Come prima cosa, un approccio del genere è del tutto arbitrario, oltre al fatto che lo stesso intelletto non può prescindere dall’ente, pena la sua inattivazione. Ed è proprio vero che «nihil est in intellectu quod prius non fuerit in sensu» (nulla è nell’intelletto che prima non sia stato nei sensi), e la nostra conoscenza non può prescindere dai sensi. Pertanto, una posizione che non parta dai sensi non sarebbe neanche reale. Se una cosa non «è», allora non è possibile pensarla. Inoltre, tutto ciò che noi pensiamo fa riferimento all’ente, anche qualora si pensasse ad una creatura mitologica quale il minotauro, il quale «non esiste» nella realtà, ma la pensabilità del medesimo è possibile a partire da ciò che «esiste». Vediamo in che modo. Il minotauro o «toro di Minosse» è una creatura mitologica per metà uomo e metà toro, per cui non esiste nella realtà. Qualcuno allora potrà affermare che sia possibile pensare qualcosa che non esiste nella realtà, e che quindi non sia indispensabile dare priorità al reale, in questo caso a ciò che vi è di più reale, ossia l’ente. Il pensiero sembrerebbe poter fare a meno dell’ente. Ma è proprio così? A ben vedere no: nonostante il minotauro sia il risultato di un pensiero, tale pensiero non ci sarebbe stato se fossero mancati l’«essere umano» e il «toro», due «enti» appunto. Persino il «non-ente», così come il «nulla», il «niente»[6], per essere pensati presuppongono l’«ente», e nonostante questo non sarà mai possibile pensare al nulla in quanto tale. Ed ecco che l’ente è ciò che per primo cade nell’intelletto e ogni nostra conoscenza lo presuppone come base, così come un grattacielo con tutte le sue divisioni e funzioni interne: se mancassero le fondamenta, indispensabili per qualunque edificio, mancherebbe l’intero grattacielo. Pertanto, l’intelletto «esercita la nozione di ente» e lo fa da sé, prima di ogni altra attività, appunto perché l’ente è ciò che di più concreto vi è nella realtà. È come se fosse la fonte elettrica per lampadina: se mancasse tale fonte, la lampadina non si accenderebbe. La fonte elettrica deve sempre essere presente se si vuole rimanere ancorati nella realtà.

(Continua …)

Gabriele Cianfrani


[1] Cfr. TOMMASO D’AQUINO, Summa Theologiae, I, q. 29, a. 2. 
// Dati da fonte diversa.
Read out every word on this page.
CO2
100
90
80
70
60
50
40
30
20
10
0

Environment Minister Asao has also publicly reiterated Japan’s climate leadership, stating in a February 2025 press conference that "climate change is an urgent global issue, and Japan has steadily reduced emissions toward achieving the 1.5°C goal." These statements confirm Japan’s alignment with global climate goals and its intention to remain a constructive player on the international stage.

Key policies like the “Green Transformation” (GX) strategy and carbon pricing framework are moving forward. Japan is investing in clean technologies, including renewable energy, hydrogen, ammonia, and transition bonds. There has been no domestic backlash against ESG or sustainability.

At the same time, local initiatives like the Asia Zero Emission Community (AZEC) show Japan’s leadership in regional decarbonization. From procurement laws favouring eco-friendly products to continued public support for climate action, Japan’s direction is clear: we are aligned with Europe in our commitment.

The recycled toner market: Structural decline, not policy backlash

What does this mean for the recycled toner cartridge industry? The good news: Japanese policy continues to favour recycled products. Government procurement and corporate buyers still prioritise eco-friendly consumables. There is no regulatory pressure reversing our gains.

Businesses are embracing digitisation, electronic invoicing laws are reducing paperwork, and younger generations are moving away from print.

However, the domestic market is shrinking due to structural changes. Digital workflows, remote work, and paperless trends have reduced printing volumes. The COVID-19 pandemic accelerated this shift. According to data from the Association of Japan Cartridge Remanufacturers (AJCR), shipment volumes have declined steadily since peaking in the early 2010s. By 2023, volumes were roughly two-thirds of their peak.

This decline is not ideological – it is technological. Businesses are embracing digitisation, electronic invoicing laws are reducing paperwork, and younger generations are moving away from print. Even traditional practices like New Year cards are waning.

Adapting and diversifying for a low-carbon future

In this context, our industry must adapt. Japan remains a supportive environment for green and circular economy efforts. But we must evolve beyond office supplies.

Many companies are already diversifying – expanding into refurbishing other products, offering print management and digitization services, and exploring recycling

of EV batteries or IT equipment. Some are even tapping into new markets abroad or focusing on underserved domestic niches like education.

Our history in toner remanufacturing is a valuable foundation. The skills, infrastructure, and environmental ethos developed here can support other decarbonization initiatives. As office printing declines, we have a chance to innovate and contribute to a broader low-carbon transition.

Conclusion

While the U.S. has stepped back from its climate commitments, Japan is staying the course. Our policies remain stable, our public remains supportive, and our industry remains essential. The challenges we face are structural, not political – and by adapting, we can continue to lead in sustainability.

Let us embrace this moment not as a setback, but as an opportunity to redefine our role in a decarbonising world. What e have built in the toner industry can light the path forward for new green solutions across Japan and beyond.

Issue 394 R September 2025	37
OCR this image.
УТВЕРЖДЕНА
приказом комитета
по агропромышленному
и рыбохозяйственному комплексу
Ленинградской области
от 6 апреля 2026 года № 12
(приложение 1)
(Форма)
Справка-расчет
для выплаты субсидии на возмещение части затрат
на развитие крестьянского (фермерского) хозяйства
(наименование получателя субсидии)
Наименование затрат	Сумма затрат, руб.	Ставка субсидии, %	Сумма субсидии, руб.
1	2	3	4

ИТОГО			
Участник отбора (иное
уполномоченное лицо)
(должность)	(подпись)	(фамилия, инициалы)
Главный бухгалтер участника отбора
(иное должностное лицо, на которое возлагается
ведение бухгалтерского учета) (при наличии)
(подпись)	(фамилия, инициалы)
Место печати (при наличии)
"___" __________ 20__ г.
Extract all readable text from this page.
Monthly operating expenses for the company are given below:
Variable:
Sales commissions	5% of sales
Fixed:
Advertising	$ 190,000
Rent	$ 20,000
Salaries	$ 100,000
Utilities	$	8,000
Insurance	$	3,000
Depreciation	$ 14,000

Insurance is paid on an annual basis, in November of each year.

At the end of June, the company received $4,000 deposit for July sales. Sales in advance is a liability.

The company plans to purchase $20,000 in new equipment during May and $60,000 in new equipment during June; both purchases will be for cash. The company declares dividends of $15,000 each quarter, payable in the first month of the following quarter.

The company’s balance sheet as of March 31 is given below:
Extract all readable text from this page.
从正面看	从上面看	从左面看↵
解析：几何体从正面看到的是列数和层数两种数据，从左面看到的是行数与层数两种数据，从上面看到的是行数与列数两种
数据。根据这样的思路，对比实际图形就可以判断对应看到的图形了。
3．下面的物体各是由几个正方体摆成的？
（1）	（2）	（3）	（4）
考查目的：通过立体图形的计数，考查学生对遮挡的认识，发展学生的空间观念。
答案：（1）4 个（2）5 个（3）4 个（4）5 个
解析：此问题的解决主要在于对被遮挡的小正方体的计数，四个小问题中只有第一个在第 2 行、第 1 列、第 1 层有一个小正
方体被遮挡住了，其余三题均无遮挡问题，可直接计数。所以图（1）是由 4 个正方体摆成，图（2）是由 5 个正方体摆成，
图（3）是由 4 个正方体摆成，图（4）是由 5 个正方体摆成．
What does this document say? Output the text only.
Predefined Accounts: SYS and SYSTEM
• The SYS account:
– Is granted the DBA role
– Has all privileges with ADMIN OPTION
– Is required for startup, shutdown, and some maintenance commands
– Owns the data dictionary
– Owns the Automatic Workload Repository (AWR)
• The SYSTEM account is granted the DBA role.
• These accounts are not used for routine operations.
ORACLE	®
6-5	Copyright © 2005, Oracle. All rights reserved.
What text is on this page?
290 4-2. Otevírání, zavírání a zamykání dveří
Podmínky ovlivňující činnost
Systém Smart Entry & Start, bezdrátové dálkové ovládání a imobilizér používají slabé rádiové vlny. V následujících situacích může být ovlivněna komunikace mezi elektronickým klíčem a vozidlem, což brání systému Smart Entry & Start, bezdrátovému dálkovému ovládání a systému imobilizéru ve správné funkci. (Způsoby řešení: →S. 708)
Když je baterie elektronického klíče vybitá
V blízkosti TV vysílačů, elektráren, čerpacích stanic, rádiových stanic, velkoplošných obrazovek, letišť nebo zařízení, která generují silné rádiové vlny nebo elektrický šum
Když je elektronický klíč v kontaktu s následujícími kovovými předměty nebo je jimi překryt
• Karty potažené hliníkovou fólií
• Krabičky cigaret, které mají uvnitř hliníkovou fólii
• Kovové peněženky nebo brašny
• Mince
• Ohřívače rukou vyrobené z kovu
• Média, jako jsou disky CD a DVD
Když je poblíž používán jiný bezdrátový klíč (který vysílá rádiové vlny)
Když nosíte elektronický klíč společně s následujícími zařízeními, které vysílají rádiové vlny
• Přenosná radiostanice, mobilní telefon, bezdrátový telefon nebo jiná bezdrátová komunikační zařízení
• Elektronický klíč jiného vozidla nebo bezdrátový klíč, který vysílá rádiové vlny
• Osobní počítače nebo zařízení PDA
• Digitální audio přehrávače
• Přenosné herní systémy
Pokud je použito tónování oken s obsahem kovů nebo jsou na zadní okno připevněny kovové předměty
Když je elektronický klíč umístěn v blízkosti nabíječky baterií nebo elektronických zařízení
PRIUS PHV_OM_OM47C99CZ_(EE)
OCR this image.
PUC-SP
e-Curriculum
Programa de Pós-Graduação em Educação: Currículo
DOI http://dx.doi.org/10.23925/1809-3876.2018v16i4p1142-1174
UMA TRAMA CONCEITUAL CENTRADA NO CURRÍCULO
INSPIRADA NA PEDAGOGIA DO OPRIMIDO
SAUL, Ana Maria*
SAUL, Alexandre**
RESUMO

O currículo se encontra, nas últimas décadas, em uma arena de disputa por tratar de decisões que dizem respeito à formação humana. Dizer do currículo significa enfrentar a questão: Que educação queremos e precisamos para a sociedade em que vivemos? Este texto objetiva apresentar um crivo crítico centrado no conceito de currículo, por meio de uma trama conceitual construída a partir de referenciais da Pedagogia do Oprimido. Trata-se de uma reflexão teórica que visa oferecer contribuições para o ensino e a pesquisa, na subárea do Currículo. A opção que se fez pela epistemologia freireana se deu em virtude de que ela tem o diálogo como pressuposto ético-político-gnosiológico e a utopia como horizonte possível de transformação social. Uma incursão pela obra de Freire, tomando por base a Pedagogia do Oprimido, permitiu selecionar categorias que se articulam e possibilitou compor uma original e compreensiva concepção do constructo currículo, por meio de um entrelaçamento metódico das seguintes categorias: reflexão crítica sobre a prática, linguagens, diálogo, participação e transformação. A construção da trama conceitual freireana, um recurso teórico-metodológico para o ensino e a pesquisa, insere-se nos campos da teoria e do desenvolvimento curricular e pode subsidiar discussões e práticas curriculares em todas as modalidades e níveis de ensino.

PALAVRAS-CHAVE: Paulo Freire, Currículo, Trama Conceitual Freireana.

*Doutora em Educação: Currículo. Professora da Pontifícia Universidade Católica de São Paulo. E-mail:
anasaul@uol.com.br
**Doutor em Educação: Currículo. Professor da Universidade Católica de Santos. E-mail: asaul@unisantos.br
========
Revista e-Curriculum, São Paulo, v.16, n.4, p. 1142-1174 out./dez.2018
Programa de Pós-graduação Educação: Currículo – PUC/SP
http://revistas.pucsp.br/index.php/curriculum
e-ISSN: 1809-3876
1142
[2] Si rimanda al precedente articolo per maggiori chiarimenti.

[3] Cfr. Tommaso d’Aquino, Summa Theologiae, I-II, q. 55, a. 4 ad 1um.

[4] Questo è possibile capirlo soprattutto se si considera quel che è stato riportato nel precedente articolo, in merito all’esercizio forte dell’essere da parte dell’ente, che rimanda a quel primato ontologico dell’ente per cui non ha bisogno di supporti ontologici per esser tale. Infatti, la «sussistenza» è propria della sostanza, propria dell’ente, per cui ha l’essere per sé e non in altro. L’ente si riconferma come l’«id quod est – ciò che è».

[5] Cfr. Tommaso d’Aquino, De Veritate, q. 1, a. 1.

[6] Spesso si parla del «nulla» come se fosse qualcosa su cui argomentare, come se si possedessero argomenti per discutere sul «nulla». E quali sarebbero questi argomenti, se il nulla di per sé «non è», e ogni argomentazione è frutto della conoscenza? Se il «nulla» ammettesse argomenti e in tal modo la possibilità di conoscenza, non sarebbe più nulla, ma qualcosa. Il punto è che il «nulla» può essere considerato come «ente di ragione», ma non come «ente reale», poiché semplicemente «non è». Anche in questo risulta necessario l’ente. Il «nulla» semplicemente non può essere argomentato con argomenti propri. In logica, l’«argomentazione» è l’espressione del ragionamento. È possibile ragionare sul nulla a partire dal nulla? Forse sì, ma il risultato sarebbe… nulla.